En lo que se refiere a medioambiente, nos enfrentamos a una continua paradoja. La última hasta la fecha es que Qatar, el líder mundial en huella de carbono por habitante, haya organizado la conferencia de la ONU sobre el cambio climático, que termina el 7 diciembre en Doha. Se pretendía que sirviese para generar un nuevo acuerdo sobre la lucha contra el calentamiento climático, fijando nuevos objetivos para reducir la emisión de gases de efecto invernadero y ampliando hasta 2015 la vigencia del protocolo de Kyoto (que expira el 31 de diciembre de 2012). Pero ha sido un evento que apenas ha tenido resonancia mediática (sin contar el gran trabajo que ha hecho The Guardian), y por ello las expectativas son mínimas.
Se trata de las últimas consecuencias del fracaso de la conferencia de Copenhague de 2009, que comenzó con entusiasmo y se saldó con un fracaso, precisamente por la incapacidad de los europeos para imponer su visión. La siguiente, en Cancún, asistió a una Europa marginada. Y la de 2011, en Durban, a una Europa dividida, al igual que hoy en la de Doha.
Esta vez es la cuestión de los excedentes de las cuotas de carbono de los países de Europa central miembros de la UE (PECO) la que constituye el principal escollo. Cuando se adhirieron, se aprobó concederles generosas cuotas de carbono (permisos para contaminar que se concretan en toneladas de CO2). Pero con la rápida reconversión de sus industrias, hoy disponen de un importante capital en derechos de emisión.

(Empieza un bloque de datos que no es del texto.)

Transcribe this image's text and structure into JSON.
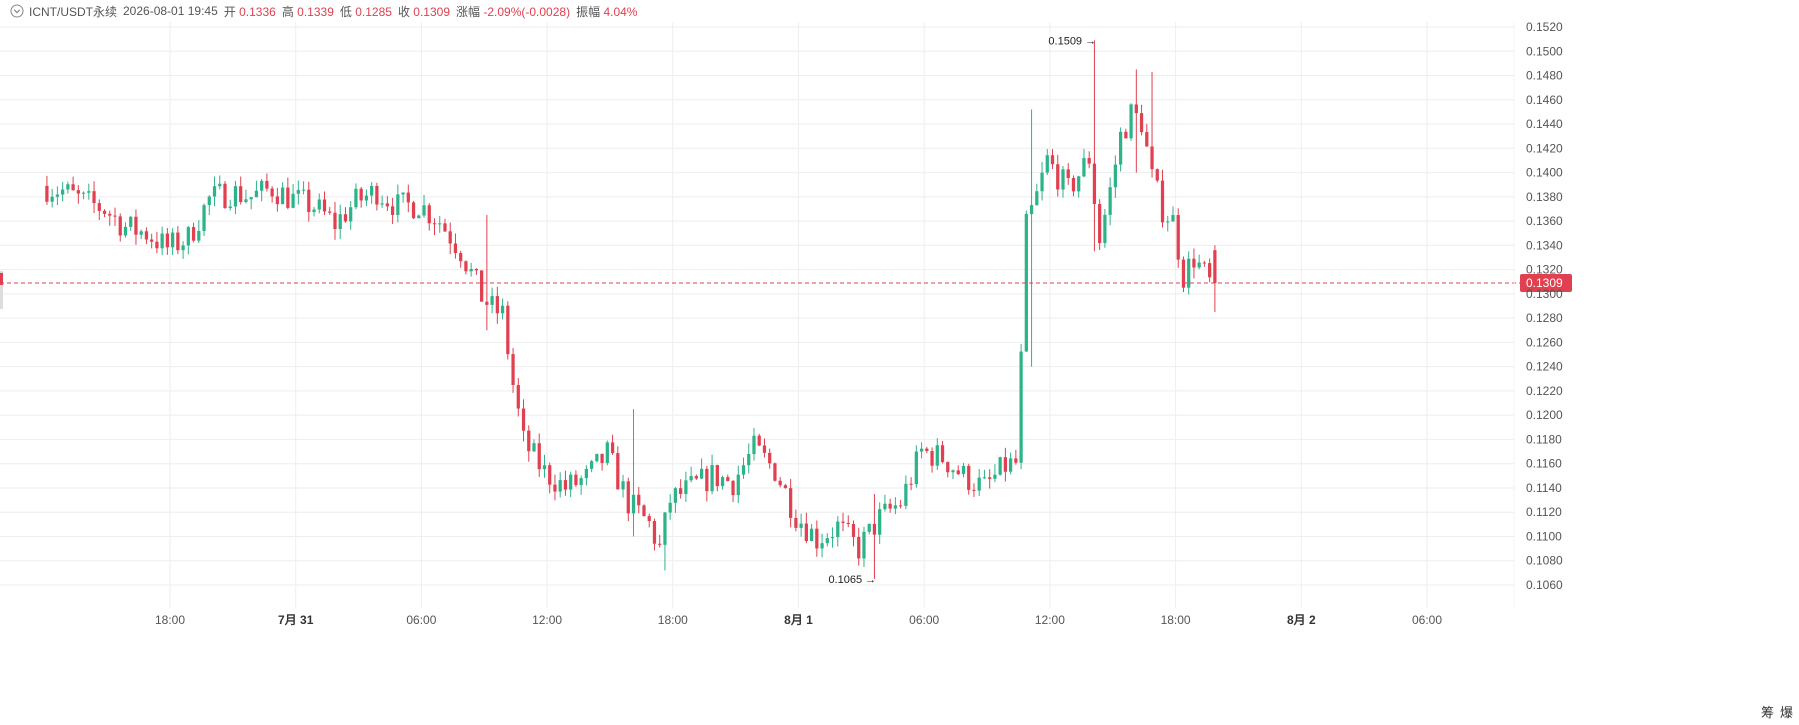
{
  "header": {
    "symbol": "ICNT/USDT永续",
    "datetime": "2026-08-01 19:45",
    "open_label": "开",
    "open": "0.1336",
    "high_label": "高",
    "high": "0.1339",
    "low_label": "低",
    "low": "0.1285",
    "close_label": "收",
    "close": "0.1309",
    "change_label": "涨幅",
    "change": "-2.09%(-0.0028)",
    "amplitude_label": "振幅",
    "amplitude": "4.04%"
  },
  "colors": {
    "up": "#2db389",
    "down": "#e0404f",
    "grid": "#eeeeee",
    "axis_text": "#555555"
  },
  "corner": {
    "label_a": "筹",
    "label_b": "爆"
  },
  "chart_data": {
    "type": "candlestick",
    "title": "ICNT/USDT永续",
    "ylim": [
      0.105,
      0.153
    ],
    "y_ticks": [
      "0.1520",
      "0.1500",
      "0.1480",
      "0.1460",
      "0.1440",
      "0.1420",
      "0.1400",
      "0.1380",
      "0.1360",
      "0.1340",
      "0.1320",
      "0.1300",
      "0.1280",
      "0.1260",
      "0.1240",
      "0.1220",
      "0.1200",
      "0.1180",
      "0.1160",
      "0.1140",
      "0.1120",
      "0.1100",
      "0.1080",
      "0.1060"
    ],
    "x_ticks": [
      {
        "label": "18:00",
        "t": "07-30 18:00",
        "bold": false
      },
      {
        "label": "7月 31",
        "t": "07-31 00:00",
        "bold": true
      },
      {
        "label": "06:00",
        "t": "07-31 06:00",
        "bold": false
      },
      {
        "label": "12:00",
        "t": "07-31 12:00",
        "bold": false
      },
      {
        "label": "18:00",
        "t": "07-31 18:00",
        "bold": false
      },
      {
        "label": "8月 1",
        "t": "08-01 00:00",
        "bold": true
      },
      {
        "label": "06:00",
        "t": "08-01 06:00",
        "bold": false
      },
      {
        "label": "12:00",
        "t": "08-01 12:00",
        "bold": false
      },
      {
        "label": "18:00",
        "t": "08-01 18:00",
        "bold": false
      },
      {
        "label": "8月 2",
        "t": "08-02 00:00",
        "bold": true
      },
      {
        "label": "06:00",
        "t": "08-02 06:00",
        "bold": false
      }
    ],
    "last_price": "0.1309",
    "annotations": [
      {
        "text": "0.1509",
        "value": 0.1509
      },
      {
        "text": "0.1065",
        "value": 0.1065
      }
    ],
    "anchors": [
      {
        "t": "07-30 12:00",
        "c": 0.1389
      },
      {
        "t": "07-30 13:00",
        "c": 0.1385
      },
      {
        "t": "07-30 14:00",
        "c": 0.1376
      },
      {
        "t": "07-30 15:00",
        "c": 0.137
      },
      {
        "t": "07-30 16:00",
        "c": 0.1355
      },
      {
        "t": "07-30 17:00",
        "c": 0.135
      },
      {
        "t": "07-30 18:00",
        "c": 0.1338
      },
      {
        "t": "07-30 19:00",
        "c": 0.1346
      },
      {
        "t": "07-30 20:00",
        "c": 0.1378
      },
      {
        "t": "07-30 21:00",
        "c": 0.1384
      },
      {
        "t": "07-30 22:00",
        "c": 0.138
      },
      {
        "t": "07-30 23:00",
        "c": 0.1387
      },
      {
        "t": "07-31 00:00",
        "c": 0.1378
      },
      {
        "t": "07-31 01:00",
        "c": 0.1372
      },
      {
        "t": "07-31 02:00",
        "c": 0.1358
      },
      {
        "t": "07-31 03:00",
        "c": 0.1376
      },
      {
        "t": "07-31 04:00",
        "c": 0.1385
      },
      {
        "t": "07-31 05:00",
        "c": 0.1372
      },
      {
        "t": "07-31 06:00",
        "c": 0.1374
      },
      {
        "t": "07-31 07:00",
        "c": 0.136
      },
      {
        "t": "07-31 08:00",
        "c": 0.1336
      },
      {
        "t": "07-31 09:00",
        "c": 0.1298
      },
      {
        "t": "07-31 09:30",
        "c": 0.1288
      },
      {
        "t": "07-31 10:00",
        "c": 0.1283
      },
      {
        "t": "07-31 10:30",
        "c": 0.1225
      },
      {
        "t": "07-31 11:00",
        "c": 0.1178
      },
      {
        "t": "07-31 12:00",
        "c": 0.1153
      },
      {
        "t": "07-31 13:00",
        "c": 0.114
      },
      {
        "t": "07-31 14:00",
        "c": 0.1148
      },
      {
        "t": "07-31 15:00",
        "c": 0.1168
      },
      {
        "t": "07-31 16:00",
        "c": 0.1128
      },
      {
        "t": "07-31 17:00",
        "c": 0.111
      },
      {
        "t": "07-31 17:30",
        "c": 0.109
      },
      {
        "t": "07-31 18:00",
        "c": 0.113
      },
      {
        "t": "07-31 19:00",
        "c": 0.114
      },
      {
        "t": "07-31 20:00",
        "c": 0.115
      },
      {
        "t": "07-31 21:00",
        "c": 0.1145
      },
      {
        "t": "07-31 22:00",
        "c": 0.1172
      },
      {
        "t": "07-31 23:00",
        "c": 0.1155
      },
      {
        "t": "08-01 00:00",
        "c": 0.1118
      },
      {
        "t": "08-01 01:00",
        "c": 0.1098
      },
      {
        "t": "08-01 02:00",
        "c": 0.1108
      },
      {
        "t": "08-01 03:00",
        "c": 0.109
      },
      {
        "t": "08-01 04:00",
        "c": 0.1115
      },
      {
        "t": "08-01 05:00",
        "c": 0.1128
      },
      {
        "t": "08-01 06:00",
        "c": 0.117
      },
      {
        "t": "08-01 07:00",
        "c": 0.1165
      },
      {
        "t": "08-01 08:00",
        "c": 0.115
      },
      {
        "t": "08-01 09:00",
        "c": 0.114
      },
      {
        "t": "08-01 10:00",
        "c": 0.1158
      },
      {
        "t": "08-01 10:30",
        "c": 0.116
      },
      {
        "t": "08-01 10:45",
        "c": 0.1245
      },
      {
        "t": "08-01 11:00",
        "c": 0.1355
      },
      {
        "t": "08-01 11:30",
        "c": 0.138
      },
      {
        "t": "08-01 12:00",
        "c": 0.141
      },
      {
        "t": "08-01 13:00",
        "c": 0.1385
      },
      {
        "t": "08-01 14:00",
        "c": 0.1412
      },
      {
        "t": "08-01 14:30",
        "c": 0.1345
      },
      {
        "t": "08-01 15:00",
        "c": 0.1385
      },
      {
        "t": "08-01 15:30",
        "c": 0.143
      },
      {
        "t": "08-01 16:00",
        "c": 0.1448
      },
      {
        "t": "08-01 16:30",
        "c": 0.1442
      },
      {
        "t": "08-01 17:00",
        "c": 0.1395
      },
      {
        "t": "08-01 17:30",
        "c": 0.137
      },
      {
        "t": "08-01 18:00",
        "c": 0.136
      },
      {
        "t": "08-01 18:30",
        "c": 0.1315
      },
      {
        "t": "08-01 19:00",
        "c": 0.133
      },
      {
        "t": "08-01 19:45",
        "c": 0.1309
      }
    ],
    "extremes": [
      {
        "t": "07-31 09:00",
        "high": 0.1365,
        "low": 0.127
      },
      {
        "t": "07-31 16:00",
        "high": 0.1205,
        "low": 0.11
      },
      {
        "t": "07-31 17:30",
        "high": 0.111,
        "low": 0.1072
      },
      {
        "t": "08-01 03:30",
        "high": 0.1135,
        "low": 0.1065
      },
      {
        "t": "08-01 11:00",
        "high": 0.1452,
        "low": 0.124
      },
      {
        "t": "08-01 14:00",
        "high": 0.1509,
        "low": 0.1335
      },
      {
        "t": "08-01 16:00",
        "high": 0.1485,
        "low": 0.14
      },
      {
        "t": "08-01 16:45",
        "high": 0.1483,
        "low": 0.141
      },
      {
        "t": "08-01 19:45",
        "high": 0.1339,
        "low": 0.1285
      }
    ]
  }
}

Para apoyar un mercado de CO2 que decae por la crisis, y para incentivar a las empresas a reducir sus emisiones en lugar de compensarlas comprando cuotas más asequibles, la Comisión Europea quiere congelar temporalmente cerca de mil millones de toneladas (sobre las 8.500) que deben emitirse de ahora hasta 2020. No se debe tocar nuestro botín de guerra, replican los PECO, con Polonia a la cabeza.
Otro asunto que siembra la discordia es el montante de la ayuda que los países ricos destinan a los países en desarrollo con el objetivo de combatir las emisiones de gases con efecto invernadero. Estos últimos también piden compensaciones para hacer frente a las consecuencias del calentamiento climático que ya padecen. Y los países ricos se muestran reticentes a rascarse el bolsillo y temen demandas interminables.
Si a todo eso se suma que Estados Unidos no ha ratificado el protocolo de Kioto y que algunos países, como Canadá, Japón y Rusia, rechazan ratificar un nuevo tratado sobre cambio climático si China e India no se comprometen a hacerlo, se entiende la razón por la que las negociaciones están atascadas.
¿Hay que tirar la toalla y resignarse a aceptar la idea de un aumento de la temperatura media de la Tierra superior a 2°C en 2050, con relación a la era preindustrial, con las consecuencias que ello acarrea? Desde luego que no. La reducción de las emisiones es la clave para un desarrollo sostenible y de los progresos técnicos (y de salud pública) que van parejos. Y renunciar a ello sería suicida.